What’s My Exit Strategy?

{ Dear Cookbook, I was unemployed for so long that I took the first job that came along. Now, after only two weeks I’m second guessing my decision. What should I do? Thank you, Nancy }

Nancy, tell me if I’m wrong here, but I’m guessing your story went something like this? After many months of unemployment and a severe lifestyle change, you finally landed a new job! You did the customary ‘victory dance’ and gave your new-found opportunity a good shot. But after two short weeks, you are beginning to realize that the ‘suckage’ just doesn’t end at the new workplace!

In fact, you’re probably realizing just how desperate you actually were and feel like you just can’t further degrade yourself at the new workplace any longer. Odds are when that realization hit you, you thought; “This place is lame, what’s my exit strategy?”

Have I been right so far Nancy? Yeah, I thought so. The fact is, you now have three exit strategies available to you. Which one you end up choosing, is up to you.

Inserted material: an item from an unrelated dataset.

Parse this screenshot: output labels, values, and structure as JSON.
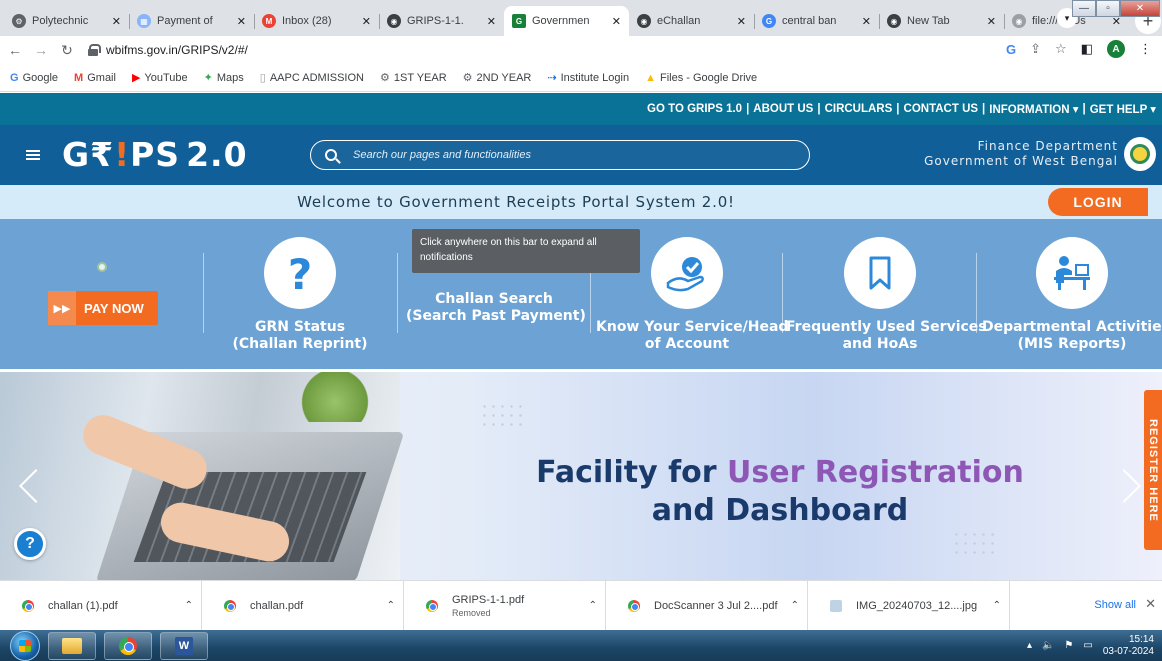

Strategy #1: Stick it out. Let’s face it, no matter how bad it is, it can’t be worse than unemployment. The boss may be considered a ‘heinous humanoid’ and your coworkers may be nothing more than warm bodies filling up space, but you still believe that with a little perseverance, you can get through it. So what if the stress makes you take up drinking again? At least now you can afford the booze!

Strategy #2: Find something better. ROFL! Yeah and while you’re at it, keep wishing on shooting stars and looking for that pot of gold at the end of the rainbow. Why? Because you’ve lost all touch with reality my friend! Newsflash kiddo, you’re already working on something better — something better than unemployment that is!

Strategy #3: Stand on top of your soapbox. If you just can’t stick it out and you haven’t found that magical pot of gold at the end of the rainbow, then consider an exit with style! Pick a surface that is elevated by at least two feet, then step onto it. Proceed to tell your boss and your coworkers exactly how you feel. Let them know that you’ve worked with infants that are smarter than they are. You might even mention that if tomorrow was ‘bring your dog to work day’, actual work might be accomplished thanks to the influence of some canine-coordinated backup!

What's my exit strategy?

Are you thinking about using some of this advice at your workplace? Before you do, let’s take a gander at Jobless Johnny and Hireable Hank’s results:

Jobless Johnny used his desk as a soapbox and then proceeded to tell the entire office what he thought of them. After a fifteen minute tirade about his bosses lack of managerial skills and thinning hairline, he was violently escorted from the building and literally thrown to the curb.

Hireable Hank doesn’t like the idea of being unemployed again, so he’s handling things with more responsibility. He’s got his ‘feelers out’ and is currently looking for a better job. He’s not going to jump ship though, until he’s got something else lined up first.